Where you’ll see exceptions documented:
- SOC 1/SOC 2 reports
- PCI-DSS ROC (Report on Compliance)
- NOTE: Most providers will only give the Attestation of Compliance so ask for details related to areas of non-compliance
- ISO 27001 certificates and reports
- FedRAMP SAR (Security Assessment Report), RET (Risk Exposure Table), and POA&M (Plan of Action and Milestone) documents, which are accessible only through Connect.gov through the FedRAMP Access Request Process for those with a .mil or .gov email address.
Key evaluation factors:
- Severity: Does the exception affect sensitive data or privileged access?
- Frequency of numbers: Is it a one-time lapse, a single incident in a sample stack, or a recurring failure?
- Cumulative numbers: Is the report littered with exceptions, or are there just one or two?
- Remediation timeline: Is there a clear plan with ownership and due dates?
- Management response: Is the organization proactive in resolving and documenting the issue?
- Audit opinion: Is the audit opinion clean (unqualified) or qualified/adverse?
Ask this: “What actions has the provider taken since this exception was discovered?”
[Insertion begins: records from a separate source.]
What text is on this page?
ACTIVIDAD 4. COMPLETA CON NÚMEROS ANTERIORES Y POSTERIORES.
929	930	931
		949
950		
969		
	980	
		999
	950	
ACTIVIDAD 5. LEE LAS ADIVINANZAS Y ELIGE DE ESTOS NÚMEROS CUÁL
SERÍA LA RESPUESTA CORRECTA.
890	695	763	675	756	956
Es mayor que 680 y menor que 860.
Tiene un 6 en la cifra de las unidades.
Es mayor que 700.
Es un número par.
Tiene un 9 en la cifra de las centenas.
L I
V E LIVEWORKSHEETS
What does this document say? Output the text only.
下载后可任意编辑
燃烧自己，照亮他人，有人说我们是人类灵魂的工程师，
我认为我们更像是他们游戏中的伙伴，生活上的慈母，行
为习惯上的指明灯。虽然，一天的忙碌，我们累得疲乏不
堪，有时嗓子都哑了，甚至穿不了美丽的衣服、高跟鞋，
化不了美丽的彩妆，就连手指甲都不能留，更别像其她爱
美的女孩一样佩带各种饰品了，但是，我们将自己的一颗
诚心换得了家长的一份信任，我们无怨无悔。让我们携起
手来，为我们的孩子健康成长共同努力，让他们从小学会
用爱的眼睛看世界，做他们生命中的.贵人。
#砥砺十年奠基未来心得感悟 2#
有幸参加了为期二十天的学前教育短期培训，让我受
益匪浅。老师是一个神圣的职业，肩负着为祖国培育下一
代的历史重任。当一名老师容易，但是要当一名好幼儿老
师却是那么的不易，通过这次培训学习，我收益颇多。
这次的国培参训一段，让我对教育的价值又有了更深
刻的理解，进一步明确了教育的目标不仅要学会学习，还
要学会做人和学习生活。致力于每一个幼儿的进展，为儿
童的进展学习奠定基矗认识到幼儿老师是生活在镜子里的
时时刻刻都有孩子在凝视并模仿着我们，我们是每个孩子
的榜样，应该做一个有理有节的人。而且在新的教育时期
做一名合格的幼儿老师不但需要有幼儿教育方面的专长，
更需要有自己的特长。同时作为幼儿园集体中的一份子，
After collecting all of the data, your organization can make an informed decision on the level of risk that may impact your overall operations and whether or not a key vendor fits within your risk appetite.
Final Thoughts
Compliance audit exceptions are not just check-the-box findings as part of a larger compliance program. They are indicators of where systems, processes, or behaviors have deviated from expectations. Whether the result of human error, outdated procedures, or technical gaps, exceptions give organizations the opportunity to improve. When approached with transparency, accountability, and a structured response, exceptions can drive real progress toward a stronger security and compliance posture.
For both organizations and their partners, how exceptions are identified, managed, and resolved speaks volumes about operational maturity and risk awareness. Ultimately, a proactive approach to audit exceptions isn’t just about passing, it’s about building resilience, trust, and long-term success.